You'll take my imperative thread-based unsafe self-modifying code from my cold dead FATAL EXCEPTION AT 00FE:4358 SYSTEM HALTED!
In conclusion, I support Mom, apple pie, and an American software developer's inalienable right to immediately patent and ship whatever string of line noise can be coerced to come out the other end of a rusty, sawn-off C++ compiler, and my esteemed opponent does not.
I know I can trust you all to vote with your hearts.
You are not a brain: http://books.google.com/books?id=2oV61CeDx-YC
"We are not hacking. Now go away, or I shall taunt you a second time."
(Guard 2 whispers): "Are they leaving?"
"I told them we weren't hacking." (Both snicker.)
(-1: Post disagrees with my already-settled worldview) is not a valid mod option.
Okay. You're a hypocrite.
Iran has no nuclear weapons program.
So when are you going to invade Israel to dispossess them of their ~200 nuclear weapons?

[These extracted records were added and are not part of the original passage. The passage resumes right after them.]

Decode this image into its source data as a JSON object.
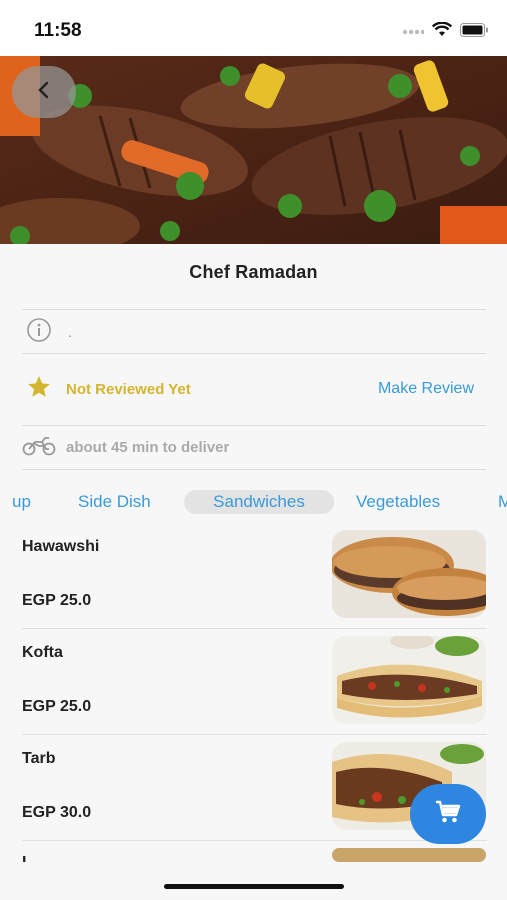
{
  "status_bar": {
    "time": "11:58"
  },
  "chef": {
    "name": "Chef Ramadan"
  },
  "info": {
    "description": "."
  },
  "review": {
    "status": "Not Reviewed Yet",
    "action": "Make Review"
  },
  "delivery": {
    "text": "about 45 min to deliver"
  },
  "categories": [
    {
      "label": "up"
    },
    {
      "label": "Side Dish"
    },
    {
      "label": "Sandwiches",
      "active": true
    },
    {
      "label": "Vegetables"
    },
    {
      "label": "M"
    }
  ],
  "menu": [
    {
      "name": "Hawawshi",
      "price": "EGP 25.0",
      "image": "hawawshi-image"
    },
    {
      "name": "Kofta",
      "price": "EGP 25.0",
      "image": "kofta-sandwich-image"
    },
    {
      "name": "Tarb",
      "price": "EGP 30.0",
      "image": "tarb-sandwich-image"
    },
    {
      "name": "L",
      "price": "",
      "image": "sandwich-image"
    }
  ],
  "colors": {
    "accent_blue": "#3a9ad8",
    "review_gold": "#d4b52f",
    "fab_blue": "#2e86e0"
  }
}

U.S. and Israeli bitching about Iran is like Biff Tannen bitching that Stephen Hawking has made a retaliatory threat to run over Biff's toes with a wheelchair if Biff attacks him first.
So what incentives exactly does China have to stop hacking? Stop a cyber war? Their hackers are better than yours. Afraid after sanctions? It's unlikely enough countries would be willing to stop trading. Best thing to do imo is to upgrade US's digital infrastructure. Solve the root of the problem.